Il se lance dans la production du blé, de l’orge, du tournesol ainsi que du maïs et du colza semences. L’activité n’a pas de secret pour lui puisqu’elle est identique à celle de l’exploitation familiale qui développe en plus un élevage de blondes d’Aquitaine et de l’arboriculture.

Installation sans aide financière
Pour reprendre la ferme, il intègre le parcours installation proposé par la chambre d’agriculture locale, qui ouvre droit à la dotation jeune agriculteur (DJA), une aide financière conditionnée au suivi de la formation.
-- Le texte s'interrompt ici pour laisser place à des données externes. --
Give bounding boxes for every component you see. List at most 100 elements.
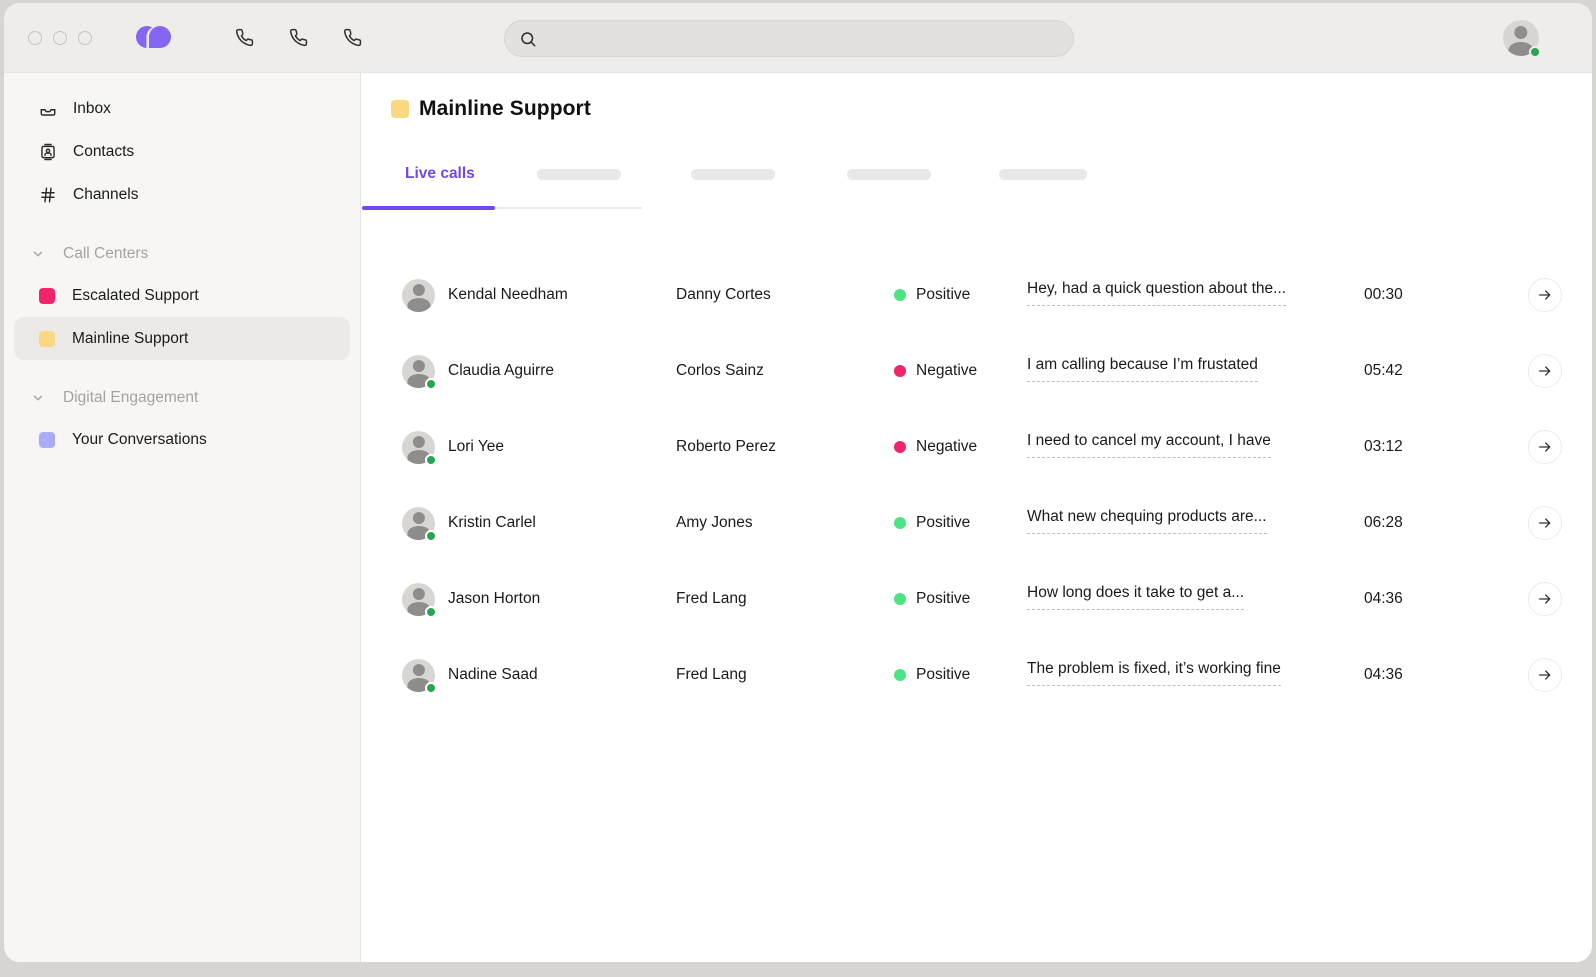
window-zoom-button[interactable] [78,31,92,45]
app-window: Inbox Contacts Channels Call Centers [4,3,1592,962]
transcript-snippet: How long does it take to get a... [1027,584,1244,610]
caller-name: Fred Lang [676,590,894,608]
agent-name: Kendal Needham [448,286,676,304]
user-avatar[interactable] [1503,20,1539,56]
open-call-button[interactable] [1528,278,1562,312]
tab-placeholder [537,169,621,180]
call-row[interactable]: Kendal Needham Danny Cortes Positive Hey… [391,257,1562,333]
phone-line-1-icon[interactable] [232,26,256,50]
call-duration: 04:36 [1364,590,1528,608]
call-duration: 04:36 [1364,666,1528,684]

Mais il l’abandonne très vite. « J’ai fait beaucoup d’efforts parce que je voulais obtenir ce soutien. J’ai effectué des stages. J’ai rempli des papiers en pagaille. Au bout d’un moment, j’ai dit stop. Je n’en pouvais plus. Je me suis installé sans aide. »
Pour lui, la formation est trop lente et peu adaptée aux profils comme le sien. « En fait, on nous demande tant de choses que c’est difficile de s’y retrouver. Comment préparer un plan de production de cinq ans quand on ne sait même pas comment l’activité évoluera. Personne ne connaît à l’avance le prix des céréales. »
Le réflexe de l’adaptation
L’avenir, il le prépare au jour le jour par l’adaptation. En bon céréalier, il sait que rien n’est plus imprévisible que le marché des grains. Il va devoir jongler avec les fluctuations géopolitiques qui peuvent rebattre les cartes du jour au lendemain. Il se concentre sur ses fondamentaux : le travail des cultures, les choix techniques, l’entretien des machines…
Le jeune céréalier n’a pas coupé le cordon familial. « Je travaille comme salarié au sein de l’entreprise familiale parce que ma ferme ne me permet pas encore d’y exercer à l’année. C’est aussi une façon de garder un pied dans l’aventure familiale. » La double activité le sécurise financièrement, le temps de prendre pleinement son envol.